The state slid into the driver's seat Thursday of the stalled Interstate 526 project on James and Johns islands.
"This project has been languishing for quite some time. It couldn't move any slower," said Rep. Chip Limehouse, R-Charleston, a State Infrastructure Bank board member. "We're taking the project from Charleston County and we're moving it back to the state.
"Quite frankly, I think County Council would be glad to get rid of it."
In a unanimous bank board vote, responsibility for the $420 million project was shifted from the county to the state Department of Transportation, subject to the county and DOT signing off on the change, he said.
"A project of this magnitude should have been with the DOT to begin with," he said.
Limehouse attended the meeting by phone at his Cumberland Street office, where one bank board member could be heard during the meeting stating that the goal of the action was to keep the project on track and moving forward.
The county has received $11 million so far for I-526 construction, money it will not be required to pay back unless it takes action to block building the four-lane highway, board members said.
Council Chairman Teddie Pryor said he had no immediate comment on the vote Thursday by the bank board.
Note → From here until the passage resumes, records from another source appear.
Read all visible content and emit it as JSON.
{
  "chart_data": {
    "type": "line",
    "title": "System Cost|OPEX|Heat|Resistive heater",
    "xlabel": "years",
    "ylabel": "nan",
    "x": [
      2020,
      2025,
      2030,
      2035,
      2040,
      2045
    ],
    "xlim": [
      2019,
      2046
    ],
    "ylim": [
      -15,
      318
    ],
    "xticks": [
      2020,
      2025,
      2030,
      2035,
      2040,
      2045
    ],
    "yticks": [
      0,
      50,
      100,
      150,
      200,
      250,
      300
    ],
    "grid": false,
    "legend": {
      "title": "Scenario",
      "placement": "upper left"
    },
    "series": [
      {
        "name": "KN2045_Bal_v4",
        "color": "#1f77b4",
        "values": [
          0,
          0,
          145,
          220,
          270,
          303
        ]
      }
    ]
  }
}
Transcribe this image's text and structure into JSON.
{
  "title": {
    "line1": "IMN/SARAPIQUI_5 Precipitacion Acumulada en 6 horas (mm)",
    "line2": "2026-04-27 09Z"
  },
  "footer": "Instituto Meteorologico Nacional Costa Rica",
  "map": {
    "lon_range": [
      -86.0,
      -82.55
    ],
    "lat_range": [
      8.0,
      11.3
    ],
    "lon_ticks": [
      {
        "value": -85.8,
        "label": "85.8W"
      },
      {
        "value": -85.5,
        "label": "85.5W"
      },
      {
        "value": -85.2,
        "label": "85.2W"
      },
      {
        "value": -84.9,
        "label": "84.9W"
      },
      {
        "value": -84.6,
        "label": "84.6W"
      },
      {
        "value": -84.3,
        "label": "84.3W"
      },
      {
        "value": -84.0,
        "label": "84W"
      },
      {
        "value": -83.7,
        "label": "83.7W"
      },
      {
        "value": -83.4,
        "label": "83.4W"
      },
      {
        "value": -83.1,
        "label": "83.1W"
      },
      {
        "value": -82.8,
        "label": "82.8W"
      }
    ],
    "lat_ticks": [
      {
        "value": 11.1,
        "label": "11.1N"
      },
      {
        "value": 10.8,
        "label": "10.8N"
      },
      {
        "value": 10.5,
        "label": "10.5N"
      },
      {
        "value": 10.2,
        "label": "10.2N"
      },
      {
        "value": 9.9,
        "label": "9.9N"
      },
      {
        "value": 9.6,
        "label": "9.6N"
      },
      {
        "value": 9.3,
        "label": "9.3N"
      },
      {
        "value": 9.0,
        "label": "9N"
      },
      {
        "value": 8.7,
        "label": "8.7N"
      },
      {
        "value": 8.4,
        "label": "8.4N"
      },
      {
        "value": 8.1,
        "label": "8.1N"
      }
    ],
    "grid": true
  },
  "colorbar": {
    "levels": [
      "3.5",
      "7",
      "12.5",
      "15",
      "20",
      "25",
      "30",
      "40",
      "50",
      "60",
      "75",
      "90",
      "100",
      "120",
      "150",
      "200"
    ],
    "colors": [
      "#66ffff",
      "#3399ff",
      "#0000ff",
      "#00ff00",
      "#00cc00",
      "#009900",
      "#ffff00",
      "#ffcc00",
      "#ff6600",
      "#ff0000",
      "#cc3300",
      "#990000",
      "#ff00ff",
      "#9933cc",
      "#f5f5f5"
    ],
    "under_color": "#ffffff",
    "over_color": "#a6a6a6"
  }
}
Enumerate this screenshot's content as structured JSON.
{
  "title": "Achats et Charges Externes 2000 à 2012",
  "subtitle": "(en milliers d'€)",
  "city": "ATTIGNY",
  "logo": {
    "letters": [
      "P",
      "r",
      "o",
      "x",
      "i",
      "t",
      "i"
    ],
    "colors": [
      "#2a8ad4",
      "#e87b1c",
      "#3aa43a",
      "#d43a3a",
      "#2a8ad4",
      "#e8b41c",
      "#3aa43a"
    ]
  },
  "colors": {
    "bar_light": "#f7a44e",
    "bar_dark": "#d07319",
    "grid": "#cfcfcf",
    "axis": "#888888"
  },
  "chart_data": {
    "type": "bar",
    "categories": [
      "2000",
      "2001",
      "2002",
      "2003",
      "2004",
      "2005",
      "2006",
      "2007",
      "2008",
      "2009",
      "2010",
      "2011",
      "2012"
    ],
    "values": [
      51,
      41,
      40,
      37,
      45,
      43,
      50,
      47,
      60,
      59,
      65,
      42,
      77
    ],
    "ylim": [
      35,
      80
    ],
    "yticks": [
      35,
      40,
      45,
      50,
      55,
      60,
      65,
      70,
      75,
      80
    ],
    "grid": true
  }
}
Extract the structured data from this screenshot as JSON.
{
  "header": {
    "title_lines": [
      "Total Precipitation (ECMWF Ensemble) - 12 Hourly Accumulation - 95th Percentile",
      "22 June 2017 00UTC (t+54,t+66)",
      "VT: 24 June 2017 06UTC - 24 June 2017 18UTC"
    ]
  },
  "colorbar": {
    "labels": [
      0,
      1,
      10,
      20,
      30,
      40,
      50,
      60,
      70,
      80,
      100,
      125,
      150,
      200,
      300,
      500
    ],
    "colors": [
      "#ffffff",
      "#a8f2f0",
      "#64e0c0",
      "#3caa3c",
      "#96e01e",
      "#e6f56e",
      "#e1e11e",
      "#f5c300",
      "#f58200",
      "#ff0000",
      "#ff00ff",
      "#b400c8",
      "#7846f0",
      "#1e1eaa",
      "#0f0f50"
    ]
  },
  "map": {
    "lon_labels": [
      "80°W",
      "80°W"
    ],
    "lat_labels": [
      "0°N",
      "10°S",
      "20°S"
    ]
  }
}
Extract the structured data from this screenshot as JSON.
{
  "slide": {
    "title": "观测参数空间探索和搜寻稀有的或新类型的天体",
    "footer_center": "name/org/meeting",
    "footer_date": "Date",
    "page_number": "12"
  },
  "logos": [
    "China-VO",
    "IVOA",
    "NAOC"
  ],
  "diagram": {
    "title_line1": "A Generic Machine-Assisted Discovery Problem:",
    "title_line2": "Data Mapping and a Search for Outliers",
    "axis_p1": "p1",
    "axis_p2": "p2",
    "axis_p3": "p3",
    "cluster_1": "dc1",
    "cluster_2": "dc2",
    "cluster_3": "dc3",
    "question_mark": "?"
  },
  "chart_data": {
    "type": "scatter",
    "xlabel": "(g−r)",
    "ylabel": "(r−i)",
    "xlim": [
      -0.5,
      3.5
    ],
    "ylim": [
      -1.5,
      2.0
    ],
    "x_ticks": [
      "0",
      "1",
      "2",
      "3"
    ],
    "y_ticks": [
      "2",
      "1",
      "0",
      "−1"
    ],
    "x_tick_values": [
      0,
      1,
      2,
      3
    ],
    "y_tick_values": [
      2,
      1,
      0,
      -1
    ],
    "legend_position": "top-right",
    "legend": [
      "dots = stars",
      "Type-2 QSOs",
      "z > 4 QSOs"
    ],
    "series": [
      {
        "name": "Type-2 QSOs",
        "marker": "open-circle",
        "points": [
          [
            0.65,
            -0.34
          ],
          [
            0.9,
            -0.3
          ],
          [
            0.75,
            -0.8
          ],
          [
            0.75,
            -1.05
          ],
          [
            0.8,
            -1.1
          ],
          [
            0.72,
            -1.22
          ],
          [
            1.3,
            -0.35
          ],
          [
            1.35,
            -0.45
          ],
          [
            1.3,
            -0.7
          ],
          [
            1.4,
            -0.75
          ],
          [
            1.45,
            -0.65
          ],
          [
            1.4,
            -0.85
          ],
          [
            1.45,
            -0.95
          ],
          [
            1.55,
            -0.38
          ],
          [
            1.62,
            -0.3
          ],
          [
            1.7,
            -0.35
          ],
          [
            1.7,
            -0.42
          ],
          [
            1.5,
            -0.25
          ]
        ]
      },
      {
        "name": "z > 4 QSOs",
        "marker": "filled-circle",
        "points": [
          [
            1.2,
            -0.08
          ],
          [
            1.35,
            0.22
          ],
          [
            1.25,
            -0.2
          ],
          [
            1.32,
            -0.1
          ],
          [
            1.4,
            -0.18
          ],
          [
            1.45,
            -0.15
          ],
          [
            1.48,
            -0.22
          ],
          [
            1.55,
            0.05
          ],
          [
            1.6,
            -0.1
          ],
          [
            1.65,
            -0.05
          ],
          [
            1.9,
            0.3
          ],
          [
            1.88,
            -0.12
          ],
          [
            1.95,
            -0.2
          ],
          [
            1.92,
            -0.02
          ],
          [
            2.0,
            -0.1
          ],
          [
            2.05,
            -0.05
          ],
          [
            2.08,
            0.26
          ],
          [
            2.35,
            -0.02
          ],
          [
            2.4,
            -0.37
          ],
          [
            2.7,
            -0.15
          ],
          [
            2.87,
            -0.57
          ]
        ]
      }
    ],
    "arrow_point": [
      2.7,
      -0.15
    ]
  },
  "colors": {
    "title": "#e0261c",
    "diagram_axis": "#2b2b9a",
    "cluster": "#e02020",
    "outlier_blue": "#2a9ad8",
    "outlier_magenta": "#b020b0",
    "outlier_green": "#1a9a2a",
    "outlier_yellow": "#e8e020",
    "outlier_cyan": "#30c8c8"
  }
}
Pryor said he wanted to receive something official from the bank detailing its board vote on I-526 and give county legal staff time to review it.
DOT spokesman Pete Poore said he couldn't comment for the same reasons.
"We want to see everything in writing with all the details. I'm assuming this will have to go to the commission," Poore said.
The State Infrastructure Bank was established in 1997 to select and assist in financing major qualified projects exceeding $100 million, according to its website. It provides loans and other financial help for constructing and improving highway and transportation facilities necessary for public purposes, including economic development.
Kate Parks of the Coastal Conservation League said the bank board vote on Thursday was "entirely contradictory" to the purpose of the bank.
"This is a power grab by the state and infrastructure bank to force something on the county and community and its residents that have overwhelmingly objected," Parks said. "Local governments, permitting agencies, residents of Charleston County have all objected to this project."
Before the vote, state Sen. Hugh Leatherman, R-Florence, a bank board member, expressed concern about financially strapped DOT taking on primary responsibility for completing I-526.
"Lord knows, they've got enough problems now. I just don't want to see us do anything that would add to that," he said.
The 8-mile-long, four-lane highway would include five miles of bridges, including two 80-foot-tall spans over the Stono River. The project would connect Folly Road at the James Island connector with I-526 where it intersects U.S. Highway 17.
Limehouse said that he is passionate about preserving the islands.
"I am torn like everyone else. I would love no more roads. That is not a practical solution," he said.
Opponents of finishing I-526 have worried about resulting out-of-control development that would destroy Johns and Wadmalaw islands' rural character. Limehouse said the area can be protected through measures, such as zoning, planned unit developments and impact fees.
He said the new road is vital for hurricane evacuation.